Tenía veinticinco años y acababa de mudarme a este edificio viejo de Madrid. Paredes finas, balcones que se miran. Una noche de verano, calor pegajoso, salgo al balcón a fumar. Luz tenue en el del vecino, el del 4ºB. Él, rubio, bronceado, musculoso como un dios del gym. Ella gimiendo bajito, él la embiste contra la barandilla. Veo su polla dura entrando en su coño depilado, tetas rebotando. Me mojo al instante, mano en mi braga, frotándome el clítoris. Él gira la cabeza, me pilla mirando. Sonríe pillo, no para. Sigue follando fuerte, ella grita ‘¡más!’ y yo me corro en silencio, aire fresco en la piel sudada.

Días después, ascensor. Solo nosotros. Puerta se cierra con ese clic metálico. Huele a su colonia, pasos en el pasillo antes. ‘Hola, vecina’, dice con voz ronca. Nuestras miradas chocan, recuerdo su polla. ‘Te vi la otra noche’, suelto, voz temblorosa. Se acerca, su cuerpo roza el mío. ‘¿Y qué viste?’, mano en mi cintura. Tensión eléctrica, aire cargado. Botón de parada, ascensor se detiene entre pisos. Luz parpadea. Me besa salvaje, lengua invadiendo, manos en mi culo. ‘Joder, qué ganas’, murmura. Bajo su pantalón, polla tiesa, venosa, goteando precum. La chupo rápido, saliva chorreando, él gime ‘cabrón, qué boca’. Miedo a que alguien llame, vecinos arriba. Me pone contra la pared, braga a un lado, mete dos dedos en mi coño chorreante. ‘Estás empapada, puta voyeur’.

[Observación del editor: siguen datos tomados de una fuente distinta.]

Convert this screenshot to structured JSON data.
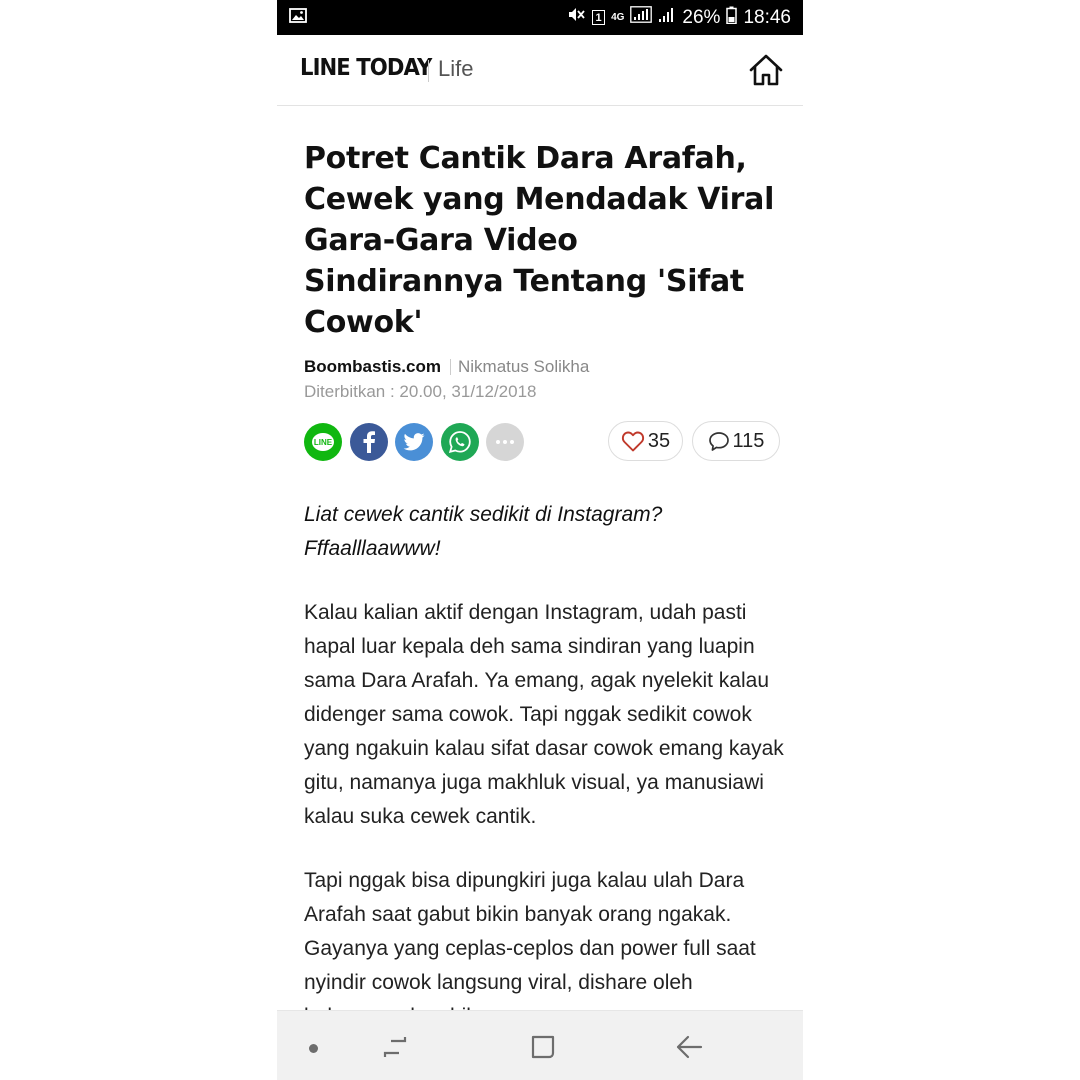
{
  "status_bar": {
    "signal_label": "4G",
    "sim_label": "1",
    "battery": "26%",
    "time": "18:46"
  },
  "header": {
    "brand": "LINE TODAY",
    "section": "Life",
    "home_icon": "home-icon"
  },
  "article": {
    "title": "Potret Cantik Dara Arafah, Cewek yang Mendadak Viral Gara-Gara Video Sindirannya Tentang 'Sifat Cowok'",
    "source": "Boombastis.com",
    "author": "Nikmatus Solikha",
    "published": "Diterbitkan : 20.00, 31/12/2018",
    "share_buttons": [
      {
        "name": "LINE",
        "icon": "line-icon",
        "color": "#10b710",
        "label": "LINE"
      },
      {
        "name": "Facebook",
        "icon": "facebook-icon",
        "color": "#3b5998"
      },
      {
        "name": "Twitter",
        "icon": "twitter-icon",
        "color": "#4a8fd6"
      },
      {
        "name": "WhatsApp",
        "icon": "whatsapp-icon",
        "color": "#1fa855"
      },
      {
        "name": "More",
        "icon": "more-icon",
        "color": "#d6d6d6"
      }
    ],
    "likes": "35",
    "comments": "115",
    "lead": "Liat cewek cantik sedikit di Instagram? Fffaalllaawww!",
    "paragraphs": [
      "Kalau kalian aktif dengan Instagram, udah pasti hapal luar kepala deh sama sindiran yang luapin sama Dara Arafah. Ya emang, agak nyelekit kalau didenger sama cowok. Tapi nggak sedikit cowok yang ngakuin kalau sifat dasar cowok emang kayak gitu, namanya juga makhluk visual, ya manusiawi kalau suka cewek cantik.",
      "Tapi nggak bisa dipungkiri juga kalau ulah Dara Arafah saat gabut bikin banyak orang ngakak. Gayanya yang ceplas-ceplos dan power full saat nyindir cowok langsung viral, dishare oleh beberapa akun hiburan."
    ]
  },
  "nav_bar": {
    "buttons": [
      "recent-apps-icon",
      "home-button-icon",
      "back-icon"
    ]
  }
}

La mirada caliente desde el balcón

Levanto falda, él empuja polla de un golpe. ‘¡Ahhh!’, grito, eco en el hueco. Me folla duro, pellizca tetas, muerde cuello. ‘Cállate o nos pillan’, pero embiste más, coño apretando su verga. Sudor gotea, luz filtrando por rendija puerta, sombras bailando. Cambio, yo encima, cabalgo, clítoris rozando. ‘Me corro, joder’, gime él. Yo también, chorro mojando su polla. Sigue, me da la vuelta, levrette contra espejo. Veo mi cara de zorra, polla entrando-salida, ano guiñando. ‘Te voy a llenar’, gruñe. Se corre dentro, semen caliente rebosando piernas. Beso jadeante, ‘esto queda entre nosotros’.

Ascensor arranca, salimos. Él al 4º, yo al 3º. Corazón latiendo fuerte. Al día siguiente, pasillo estrecho, luz fluorescente zumbando. Nos cruzamos, compra en mano. ‘Buenos días, vecina’, guiño. Sonrío, rojez subiendo. ‘Anoche soñé contigo’, susurro pasando. Oigo su risa lejana, puerta cierra. Secretos queman, espero la próxima mirada. Frío pasillo, pero coño aún palpita recordando.